Remembering his mom Linda’s death, he goes on: “I had left theatre school in my last year and I was lost because theatre had been my entire life until then. I was back in Ucluelet, living with my mom and dad at 22, which is always delightful. And we woke up one morning and she was dead. She had had a buildup of plaque on her heart that we didn’t know about. She just died in her sleep.”
In Shelter From the Storm, that’s exactly what happens with Caitlin’s mom. Through Caitlin, Boychuk says, he can “get into the power of grief and how much that messes with your head. You try to anchor yourself in all sorts of ways—in relationships and by helping others. And that’s Caitlin’s big thing: she needs people to help.”
In contrast, Boychuk has been struggling to get a handle on the story arc for Rick, Caitlin’s draft-dodging dad.
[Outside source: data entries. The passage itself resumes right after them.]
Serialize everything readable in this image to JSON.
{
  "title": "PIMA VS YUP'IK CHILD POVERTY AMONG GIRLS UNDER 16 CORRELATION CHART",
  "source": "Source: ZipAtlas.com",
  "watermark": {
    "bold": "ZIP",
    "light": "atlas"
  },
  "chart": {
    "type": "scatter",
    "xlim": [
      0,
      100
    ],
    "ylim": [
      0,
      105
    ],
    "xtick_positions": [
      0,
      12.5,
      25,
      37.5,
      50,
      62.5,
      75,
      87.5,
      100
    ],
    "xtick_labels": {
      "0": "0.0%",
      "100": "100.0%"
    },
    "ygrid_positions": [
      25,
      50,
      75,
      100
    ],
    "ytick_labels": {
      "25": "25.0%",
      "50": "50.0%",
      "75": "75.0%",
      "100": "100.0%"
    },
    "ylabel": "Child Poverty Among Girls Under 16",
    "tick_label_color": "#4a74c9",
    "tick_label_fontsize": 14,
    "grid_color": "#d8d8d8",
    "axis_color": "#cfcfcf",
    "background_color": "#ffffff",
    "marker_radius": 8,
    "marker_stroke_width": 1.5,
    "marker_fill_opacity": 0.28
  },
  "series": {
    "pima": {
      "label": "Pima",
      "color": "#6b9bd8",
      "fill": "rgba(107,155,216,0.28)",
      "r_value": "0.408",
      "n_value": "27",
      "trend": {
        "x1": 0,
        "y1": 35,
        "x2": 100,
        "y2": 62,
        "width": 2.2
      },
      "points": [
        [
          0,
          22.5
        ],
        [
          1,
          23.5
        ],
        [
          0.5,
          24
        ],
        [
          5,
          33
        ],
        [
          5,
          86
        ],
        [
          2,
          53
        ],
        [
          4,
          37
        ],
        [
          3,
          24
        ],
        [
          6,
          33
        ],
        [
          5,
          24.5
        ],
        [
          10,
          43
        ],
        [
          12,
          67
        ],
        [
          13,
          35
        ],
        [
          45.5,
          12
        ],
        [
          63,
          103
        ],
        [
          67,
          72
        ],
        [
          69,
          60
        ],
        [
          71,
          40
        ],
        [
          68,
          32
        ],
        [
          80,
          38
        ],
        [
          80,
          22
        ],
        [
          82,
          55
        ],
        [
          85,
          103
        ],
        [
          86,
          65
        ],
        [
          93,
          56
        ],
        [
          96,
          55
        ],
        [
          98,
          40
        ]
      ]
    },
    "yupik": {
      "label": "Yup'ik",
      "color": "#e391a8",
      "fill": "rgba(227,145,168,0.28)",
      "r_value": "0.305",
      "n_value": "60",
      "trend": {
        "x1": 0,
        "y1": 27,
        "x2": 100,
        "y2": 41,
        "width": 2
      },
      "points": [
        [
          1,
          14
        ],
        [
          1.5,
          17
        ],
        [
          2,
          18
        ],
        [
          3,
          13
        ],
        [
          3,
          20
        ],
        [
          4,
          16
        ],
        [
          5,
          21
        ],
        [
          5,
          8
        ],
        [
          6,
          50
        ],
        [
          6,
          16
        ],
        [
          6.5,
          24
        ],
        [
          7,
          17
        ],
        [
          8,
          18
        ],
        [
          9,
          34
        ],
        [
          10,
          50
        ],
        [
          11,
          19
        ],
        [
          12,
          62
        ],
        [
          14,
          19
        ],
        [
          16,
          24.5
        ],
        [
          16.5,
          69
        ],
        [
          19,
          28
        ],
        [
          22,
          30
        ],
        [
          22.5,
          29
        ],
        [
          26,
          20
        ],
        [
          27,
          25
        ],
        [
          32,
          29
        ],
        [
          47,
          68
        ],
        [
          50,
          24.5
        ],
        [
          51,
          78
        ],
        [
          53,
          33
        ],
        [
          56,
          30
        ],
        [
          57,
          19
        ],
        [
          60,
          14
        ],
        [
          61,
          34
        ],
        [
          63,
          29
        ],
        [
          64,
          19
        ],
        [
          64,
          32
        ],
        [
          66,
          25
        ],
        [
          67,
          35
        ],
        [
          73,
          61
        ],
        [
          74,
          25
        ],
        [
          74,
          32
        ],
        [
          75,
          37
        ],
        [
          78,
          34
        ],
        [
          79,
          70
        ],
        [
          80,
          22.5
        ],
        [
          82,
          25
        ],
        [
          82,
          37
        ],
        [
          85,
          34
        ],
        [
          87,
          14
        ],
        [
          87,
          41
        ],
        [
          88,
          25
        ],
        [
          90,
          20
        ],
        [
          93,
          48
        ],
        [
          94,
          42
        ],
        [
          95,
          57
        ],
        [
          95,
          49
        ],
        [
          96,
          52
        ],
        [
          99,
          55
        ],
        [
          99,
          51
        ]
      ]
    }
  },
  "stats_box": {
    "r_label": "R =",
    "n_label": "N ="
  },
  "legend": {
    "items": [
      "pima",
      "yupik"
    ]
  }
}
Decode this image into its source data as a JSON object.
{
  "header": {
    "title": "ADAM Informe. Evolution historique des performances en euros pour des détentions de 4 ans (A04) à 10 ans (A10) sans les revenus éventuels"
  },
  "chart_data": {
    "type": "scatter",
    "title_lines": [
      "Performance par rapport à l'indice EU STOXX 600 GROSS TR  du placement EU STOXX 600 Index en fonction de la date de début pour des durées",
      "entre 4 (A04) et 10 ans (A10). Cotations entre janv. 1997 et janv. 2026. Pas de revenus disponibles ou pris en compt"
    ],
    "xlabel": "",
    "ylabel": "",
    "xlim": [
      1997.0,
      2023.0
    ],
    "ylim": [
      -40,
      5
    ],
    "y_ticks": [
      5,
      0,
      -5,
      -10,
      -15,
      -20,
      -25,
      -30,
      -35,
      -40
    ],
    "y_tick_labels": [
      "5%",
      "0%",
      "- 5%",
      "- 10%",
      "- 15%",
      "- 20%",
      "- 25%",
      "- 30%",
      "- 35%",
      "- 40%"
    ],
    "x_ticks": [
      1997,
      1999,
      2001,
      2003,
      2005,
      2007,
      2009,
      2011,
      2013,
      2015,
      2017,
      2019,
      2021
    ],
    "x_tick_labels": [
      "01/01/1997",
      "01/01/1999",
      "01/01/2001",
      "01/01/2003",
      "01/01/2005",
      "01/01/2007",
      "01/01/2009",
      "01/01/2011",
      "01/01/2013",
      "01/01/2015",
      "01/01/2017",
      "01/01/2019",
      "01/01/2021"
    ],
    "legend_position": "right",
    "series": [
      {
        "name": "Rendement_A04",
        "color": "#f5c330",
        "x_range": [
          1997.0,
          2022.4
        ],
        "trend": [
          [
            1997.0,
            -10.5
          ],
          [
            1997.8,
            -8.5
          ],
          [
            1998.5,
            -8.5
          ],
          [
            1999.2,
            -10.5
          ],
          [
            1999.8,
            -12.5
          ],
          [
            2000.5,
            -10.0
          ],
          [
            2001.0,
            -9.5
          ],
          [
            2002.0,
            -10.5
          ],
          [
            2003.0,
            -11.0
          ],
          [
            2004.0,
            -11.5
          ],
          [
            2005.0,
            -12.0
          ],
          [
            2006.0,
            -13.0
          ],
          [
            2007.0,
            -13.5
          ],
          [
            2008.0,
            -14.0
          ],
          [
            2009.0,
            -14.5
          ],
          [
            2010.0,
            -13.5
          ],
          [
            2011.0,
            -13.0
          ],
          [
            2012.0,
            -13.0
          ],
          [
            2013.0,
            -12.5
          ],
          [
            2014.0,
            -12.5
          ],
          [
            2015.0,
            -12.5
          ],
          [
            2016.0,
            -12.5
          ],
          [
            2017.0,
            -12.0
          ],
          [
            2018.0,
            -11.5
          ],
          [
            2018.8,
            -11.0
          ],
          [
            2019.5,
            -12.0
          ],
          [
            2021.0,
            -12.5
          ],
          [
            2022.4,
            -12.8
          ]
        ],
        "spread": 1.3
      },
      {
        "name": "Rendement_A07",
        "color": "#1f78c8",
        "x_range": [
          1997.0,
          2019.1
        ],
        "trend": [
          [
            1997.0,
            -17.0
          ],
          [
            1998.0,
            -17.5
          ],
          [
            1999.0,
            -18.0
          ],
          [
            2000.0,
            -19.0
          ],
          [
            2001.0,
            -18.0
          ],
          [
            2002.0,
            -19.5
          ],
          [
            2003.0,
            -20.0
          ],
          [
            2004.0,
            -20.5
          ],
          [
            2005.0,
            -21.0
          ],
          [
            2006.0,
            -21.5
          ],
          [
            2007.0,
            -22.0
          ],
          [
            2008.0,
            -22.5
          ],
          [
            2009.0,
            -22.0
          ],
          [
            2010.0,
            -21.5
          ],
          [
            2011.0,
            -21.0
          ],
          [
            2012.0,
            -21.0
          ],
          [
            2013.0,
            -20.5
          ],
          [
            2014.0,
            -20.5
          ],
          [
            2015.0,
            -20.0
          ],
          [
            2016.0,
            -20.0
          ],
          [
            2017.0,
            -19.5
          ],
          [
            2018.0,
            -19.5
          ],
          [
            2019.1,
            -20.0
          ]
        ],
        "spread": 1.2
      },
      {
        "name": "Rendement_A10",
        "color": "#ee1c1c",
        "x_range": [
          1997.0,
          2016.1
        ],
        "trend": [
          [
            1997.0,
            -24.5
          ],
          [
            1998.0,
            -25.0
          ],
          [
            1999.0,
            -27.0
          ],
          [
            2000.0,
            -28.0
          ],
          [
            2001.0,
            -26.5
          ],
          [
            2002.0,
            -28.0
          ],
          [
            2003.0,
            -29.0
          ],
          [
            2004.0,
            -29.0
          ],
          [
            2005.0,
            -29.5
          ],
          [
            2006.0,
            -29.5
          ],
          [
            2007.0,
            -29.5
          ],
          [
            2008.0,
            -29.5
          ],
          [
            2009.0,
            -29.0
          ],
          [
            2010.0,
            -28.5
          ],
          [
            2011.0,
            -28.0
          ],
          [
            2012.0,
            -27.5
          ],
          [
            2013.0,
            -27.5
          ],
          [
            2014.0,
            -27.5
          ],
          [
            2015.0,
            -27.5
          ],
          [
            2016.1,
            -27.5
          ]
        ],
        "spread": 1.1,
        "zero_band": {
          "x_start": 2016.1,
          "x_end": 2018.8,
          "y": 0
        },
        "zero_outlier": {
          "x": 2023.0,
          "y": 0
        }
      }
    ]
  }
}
The play has had several different endings in which Rick takes various courses of action.
Fortunately, Boychuk has had the luxury of an extended development process, in which he has worked closely with his director, Katrina Dunn, and his dramaturge, Martin Kinch. Shelter From the Storm is a product of Flying Start, a script-development program initiated by Touchstone Theatre and realized in association with the Playwrights Theatre Centre and the Firehall Arts Centre. Boychuk has benefited from five workshops with professional actors, as well as a $6,000 grant from the Vancouver Foundation.
He’s nothing if not grateful. “This is something that I’ve been building to all my life,” he concludes, “so you wonder if it’s going to live up to the expectation. And the experience so far has been so much better than I ever thought it could be. Even if it’s a disaster and it gets ripped apart and nobody ever wants to produce my shows again, I’ll be so glad to have had this opportunity.”
Shelter From the Storm runs at the Firehall Arts Centre from tonight (May 31) until next Saturday (June 9).




Such a saccharine perspective is based on fuzzy imagination, no research, and willful mythologizing.
Even in the Vietnam era, Canada was never "welcoming" to deserters, and after a bit of chic novelty, progressively less so to draft offenders.
The extremely complex and shifting history is outlined in Happenstance and Misquotation : Canadian Immigration Policy 1966-1974, the Arrival of U.S. Vietnam War Resisters, and the Views of Pierre Trudeau.
The worst revisionism is the naive kind.